Further research is needed to better understand the discrepancies in trial participation and how to address their consequences, researchers noted.

Samer Al Hadidi, MD, MS

“Some barriers are related to socioeconomic factors, [whereas] others are related to distrust of the medical system based on a previous history of research misconduct related to African American persons,” Samer Al Hadidi, MD, MS, clinical researcher in the section of hematology and oncology at Baylor College of Medicine, told Healio. “Some previous studies have also indicated that researchers may not offer clinical trials based on bias that African American persons may be less compliant with research protocols and studies.”

African Americans have the highest death rates of any racial or ethnic group in the United States for most types of cancer.

Lack of trial participation among the African American community has been attributed to a lack of information about trials and concern about trial conditions, an aversion to the randomization required for participation, suspicion of health care providers’ attitudes, and distrust of medical research related to historical events, including the Tuskegee study.

Hadidi and colleagues sought to evaluate whether these factors had an impact on participation of African Americans in trials that supported 75 new oncologic drug approvals between 2014 and 2018.

Researchers calculated participation-to-prevalence ratios (PPRs) by dividing the percentage of African Americans among trial participants by the percentage of African Americans among individuals with disease. A PPR of 1 indicated identical representation of African Americans in the trial and disease populations, and PPRs between 0.8 and 1.2 indicated similar representation, according to the researchers.

Results showed that among 61,763 patients enrolled in the pivotal trials, 7.44% were African American, which equated to a PPR of just 0.31 for this population for all cancer types combined.

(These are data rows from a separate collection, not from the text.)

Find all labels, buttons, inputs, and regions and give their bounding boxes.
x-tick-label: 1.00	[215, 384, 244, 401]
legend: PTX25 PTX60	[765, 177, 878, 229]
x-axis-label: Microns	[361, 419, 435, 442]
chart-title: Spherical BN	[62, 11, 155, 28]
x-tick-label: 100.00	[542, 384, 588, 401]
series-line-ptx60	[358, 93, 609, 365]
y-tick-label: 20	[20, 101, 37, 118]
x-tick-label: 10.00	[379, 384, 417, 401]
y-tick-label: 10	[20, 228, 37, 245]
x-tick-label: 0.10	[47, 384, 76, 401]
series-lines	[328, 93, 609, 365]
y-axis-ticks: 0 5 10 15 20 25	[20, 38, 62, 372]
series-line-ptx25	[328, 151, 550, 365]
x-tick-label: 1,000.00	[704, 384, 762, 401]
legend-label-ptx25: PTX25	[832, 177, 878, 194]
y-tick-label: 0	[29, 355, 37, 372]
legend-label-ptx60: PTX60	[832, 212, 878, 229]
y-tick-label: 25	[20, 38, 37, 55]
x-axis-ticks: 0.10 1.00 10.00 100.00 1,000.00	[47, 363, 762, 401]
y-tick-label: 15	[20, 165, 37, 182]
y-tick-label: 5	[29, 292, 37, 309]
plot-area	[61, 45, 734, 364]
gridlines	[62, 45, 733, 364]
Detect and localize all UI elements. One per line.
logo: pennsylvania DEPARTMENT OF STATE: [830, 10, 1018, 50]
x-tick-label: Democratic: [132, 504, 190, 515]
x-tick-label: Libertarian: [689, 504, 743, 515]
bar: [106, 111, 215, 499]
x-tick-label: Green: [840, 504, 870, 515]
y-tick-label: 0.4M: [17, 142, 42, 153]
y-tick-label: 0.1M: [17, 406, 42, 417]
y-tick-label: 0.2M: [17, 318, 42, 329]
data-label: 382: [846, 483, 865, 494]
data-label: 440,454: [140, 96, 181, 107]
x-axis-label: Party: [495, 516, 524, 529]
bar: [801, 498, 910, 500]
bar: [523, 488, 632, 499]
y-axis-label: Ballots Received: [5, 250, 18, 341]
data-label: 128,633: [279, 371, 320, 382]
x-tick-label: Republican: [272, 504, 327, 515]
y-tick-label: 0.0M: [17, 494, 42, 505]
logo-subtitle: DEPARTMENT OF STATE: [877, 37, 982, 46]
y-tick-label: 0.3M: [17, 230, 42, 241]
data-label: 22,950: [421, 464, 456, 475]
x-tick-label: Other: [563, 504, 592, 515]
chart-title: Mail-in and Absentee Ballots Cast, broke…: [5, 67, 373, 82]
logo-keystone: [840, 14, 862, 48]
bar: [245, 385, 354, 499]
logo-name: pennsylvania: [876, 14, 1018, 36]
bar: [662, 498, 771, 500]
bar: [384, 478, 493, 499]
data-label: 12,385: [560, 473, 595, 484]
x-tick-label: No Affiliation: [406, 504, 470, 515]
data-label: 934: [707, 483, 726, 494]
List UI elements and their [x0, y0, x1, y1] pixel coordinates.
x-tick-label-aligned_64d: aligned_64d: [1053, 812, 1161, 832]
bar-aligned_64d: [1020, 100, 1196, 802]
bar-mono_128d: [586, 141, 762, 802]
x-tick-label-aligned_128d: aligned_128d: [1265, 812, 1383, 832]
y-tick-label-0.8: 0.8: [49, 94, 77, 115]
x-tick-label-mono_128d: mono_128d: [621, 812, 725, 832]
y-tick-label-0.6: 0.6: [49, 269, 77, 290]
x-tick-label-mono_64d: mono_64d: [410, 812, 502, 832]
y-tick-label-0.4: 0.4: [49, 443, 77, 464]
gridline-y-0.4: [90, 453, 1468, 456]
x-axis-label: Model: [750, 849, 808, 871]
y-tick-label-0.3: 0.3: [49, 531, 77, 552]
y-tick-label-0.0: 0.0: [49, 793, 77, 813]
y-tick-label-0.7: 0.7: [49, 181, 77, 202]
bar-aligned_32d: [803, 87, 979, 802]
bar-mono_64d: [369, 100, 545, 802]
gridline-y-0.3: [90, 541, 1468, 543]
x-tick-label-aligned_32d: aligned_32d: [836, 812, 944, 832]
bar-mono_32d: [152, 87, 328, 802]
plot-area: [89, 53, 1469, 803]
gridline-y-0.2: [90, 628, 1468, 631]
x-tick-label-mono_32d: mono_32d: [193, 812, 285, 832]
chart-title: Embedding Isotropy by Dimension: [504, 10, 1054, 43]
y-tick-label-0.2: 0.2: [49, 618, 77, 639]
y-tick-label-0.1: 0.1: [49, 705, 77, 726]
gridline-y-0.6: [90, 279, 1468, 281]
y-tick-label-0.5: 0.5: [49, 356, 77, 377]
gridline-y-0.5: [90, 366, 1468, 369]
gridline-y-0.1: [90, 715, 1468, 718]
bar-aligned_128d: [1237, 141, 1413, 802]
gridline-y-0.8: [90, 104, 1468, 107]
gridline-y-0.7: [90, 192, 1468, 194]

Researchers observed consistent underrepresentation of African Americans in these trials across major disease subtypes, including breast cancer (PPR = 0.29), prostate cancer (PPR = 0.18), lung cancer (PPR = 0.15) and hematologic cancers (PPR = 0.12).

“Drug approvals are based on clinical trials that primarily enroll whites and their results are directly applied to African Americans and other minorities,” Hadidi told Healio. “In retrospect, when we start using the drugs to treat patients, we may see that African Americans either respond less or more to the drug.


“The ideal way of [conducting trials in the future] is to enroll minorities with the same prevalence they have in the community,” Hadidi added. “This may be done by asking each clinical trial to enroll specific number of African Americans or other minorities, so the results of such trials that result in a subsequent drug approval will be a real reflection of the activity of the drug in the community.”